Thank you, Daniel! And a big THANKS to the Center for Puppetry Arts for being a part of what makes Atlanta a great place to live!
We want to tell the world about our members, so each month we will feature at least one artist member (coming soon!) and one member organization. This post is not about C4 Atlanta. It is about the people who make Atlanta a great place to live. We hope you enjoy!
AJMF provides the Greater Atlanta community an opportunity for connection to and involvement with fresh Jewish music. AJMF’s third season will provide diverse and engaging musical experiences through its annual Spring Festival (May 9-13, 2012), an extended artist residency, listening parties, open mic events and more.
Russel Gottschalk, Director & Founder, is a great guy to know. He is super involved in many aspects of the Atlanta community. I see him everywhere. Russel, in the midst of putting together a festival, was gracious enough to spare a few moments to answer a some questions about AJMF.

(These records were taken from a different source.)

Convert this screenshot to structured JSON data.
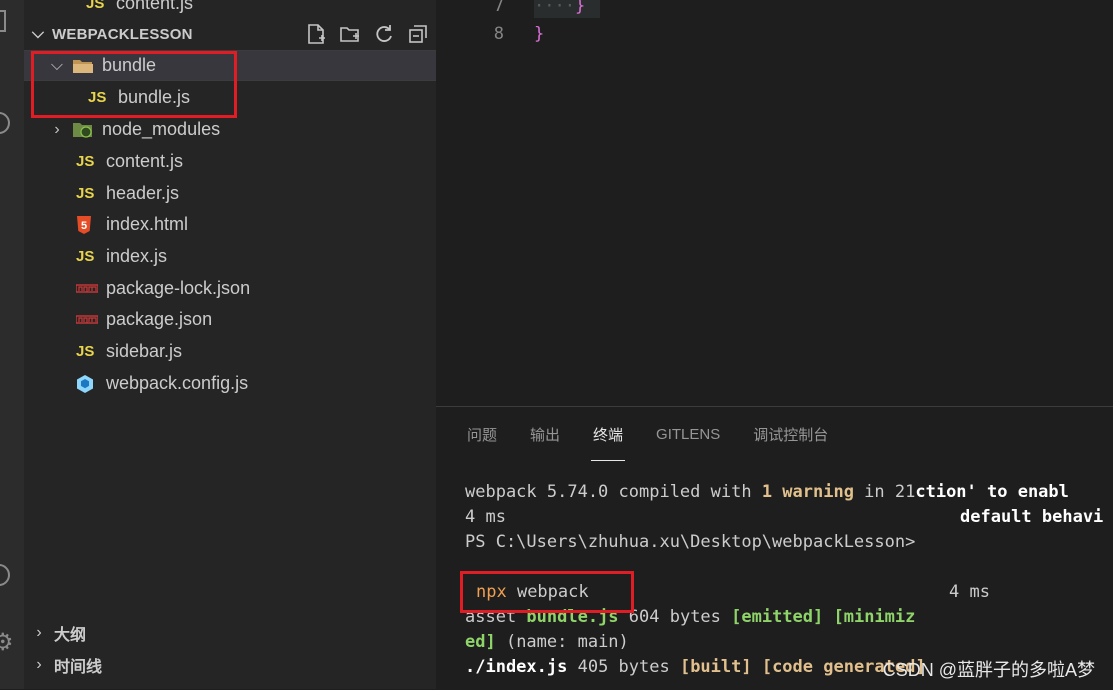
{
  "explorer": {
    "partial_top_item": "content.js",
    "section_title": "WEBPACKLESSON",
    "items": [
      {
        "label": "bundle",
        "type": "folder",
        "expanded": true
      },
      {
        "label": "bundle.js",
        "type": "js",
        "badge": "JS"
      },
      {
        "label": "node_modules",
        "type": "folder",
        "expanded": false
      },
      {
        "label": "content.js",
        "type": "js",
        "badge": "JS"
      },
      {
        "label": "header.js",
        "type": "js",
        "badge": "JS"
      },
      {
        "label": "index.html",
        "type": "html",
        "badge": "5"
      },
      {
        "label": "index.js",
        "type": "js",
        "badge": "JS"
      },
      {
        "label": "package-lock.json",
        "type": "npm",
        "badge": "npm"
      },
      {
        "label": "package.json",
        "type": "npm",
        "badge": "npm"
      },
      {
        "label": "sidebar.js",
        "type": "js",
        "badge": "JS"
      },
      {
        "label": "webpack.config.js",
        "type": "webpack"
      }
    ],
    "outline_label": "大纲",
    "timeline_label": "时间线"
  },
  "editor": {
    "line_numbers": [
      "7",
      "8"
    ],
    "line7_code": "}",
    "line8_code": "}",
    "line7_dots": "····"
  },
  "panel": {
    "tabs": [
      "问题",
      "输出",
      "终端",
      "GITLENS",
      "调试控制台"
    ],
    "active_tab": "终端",
    "terminal": {
      "line1_a": "webpack 5.74.0 compiled with ",
      "line1_b": "1 warning",
      "line1_c": " in 21",
      "line1_d": "ction' to enabl",
      "line2_a": "4 ms",
      "line2_b": "default behavi",
      "line3": "PS C:\\Users\\zhuhua.xu\\Desktop\\webpackLesson>",
      "line4_cmd": "npx",
      "line4_arg": " webpack",
      "line4_time": "4 ms",
      "line5_a": "asset ",
      "line5_b": "bundle.js",
      "line5_c": " 604 bytes ",
      "line5_d": "[emitted] [minimiz",
      "line6_a": "ed]",
      "line6_b": " (name: main)",
      "line7_a": "./index.js",
      "line7_b": " 405 bytes ",
      "line7_c": "[built] [code generated]"
    }
  },
  "watermark": "CSDN @蓝胖子的多啦A梦",
  "colors": {
    "highlight_box": "#e01c24",
    "js_badge": "#e8d44d",
    "terminal_yellow": "#e2c08d",
    "terminal_green": "#8fd469"
  }
}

JH- How long has AJMF been around?
RG – Established 2010, we are in our third season.
JH – Why did you form?
RG – AJMF was created to connect musicians and audiences to Jewish music, culture and each other through fresh Jewish music.
JH – What have been the greatest challenges facing your “emerging” company?

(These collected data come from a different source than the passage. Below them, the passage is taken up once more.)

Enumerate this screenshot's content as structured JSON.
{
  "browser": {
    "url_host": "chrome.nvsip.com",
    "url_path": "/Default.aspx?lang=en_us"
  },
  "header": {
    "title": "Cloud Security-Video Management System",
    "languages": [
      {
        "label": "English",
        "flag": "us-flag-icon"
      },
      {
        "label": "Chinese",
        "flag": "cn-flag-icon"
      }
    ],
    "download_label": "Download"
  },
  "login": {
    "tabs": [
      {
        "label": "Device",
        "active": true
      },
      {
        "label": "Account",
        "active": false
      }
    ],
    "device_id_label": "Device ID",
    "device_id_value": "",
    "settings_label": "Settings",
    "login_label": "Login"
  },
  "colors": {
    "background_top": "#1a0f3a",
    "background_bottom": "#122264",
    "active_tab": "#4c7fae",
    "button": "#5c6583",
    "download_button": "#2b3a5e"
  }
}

RG – Like many start-ups and arts organizations, fundraising has been and continues to be our greatest challenge. We are currently pursuing an independent 501c3 to help overcome this challenge.
JH – What is AJMF’s vision for 5 years? 10 Years?
RG – AJMF’s vision for 5 years and 10 years is not far off from where we are now. We’ll continue to partner extensively with like-minded organizations, producing events year-round to complement our multi-day annual Spring Festival. We’ll serve a wide demographic and support our local community with commissions and visiting artist residencies. We’ll continue to innovate and create dynamic experiences that provide a unique, meaningful pathway to a shared Jewish experience. And if we grow and thrive, we’ll have more opportunities to make a greater impact on our region, inspiring Southern Jewish communities like Birmingham, Nashville and Charleston to join the global Jewish music renaissance.
JH – Why is Atlanta a good fit for you and your organization?
RG – Atlanta has a young and vibrant Jewish community and is home to successful Jewish cultural celebrations like the Atlanta Jewish Film Festival (established 2001) and the Atlanta Jewish Book Festival (established in the 1980s). Our community identifies with Judaism through culture and AJMF has a strong network of partners and supporters. Atlanta is an ideal home for an organization that represents fresh Jewish music and the fact that I’m an Atlanta native doesn’t hurt.
JH – Who is the festival for?
RG – The festival primarily attracts Jewish young adults (20s and 30s) but most events have a range of demographics and social backgrounds represented, including non-Jews. One of AJMF’s taglines is “By Jews, For Everyone” so our festival is for all!
JH – How does one get involved with AJMF?
RG – Please drop a note to email@example.com and let us know how you want to join the party! We currently are looking for volunteers for our upcoming festival (5/9-13, 2011) and people who want to help with music selection (summer and fall, 2012).
JH – Why did you join C4 Atlanta?
I joined C4 Atlanta to learn and collaborate with my peers. I believe social networks like this are integral for meaningful impact and personal growth. I’m honored to be a C4 Atlanta member.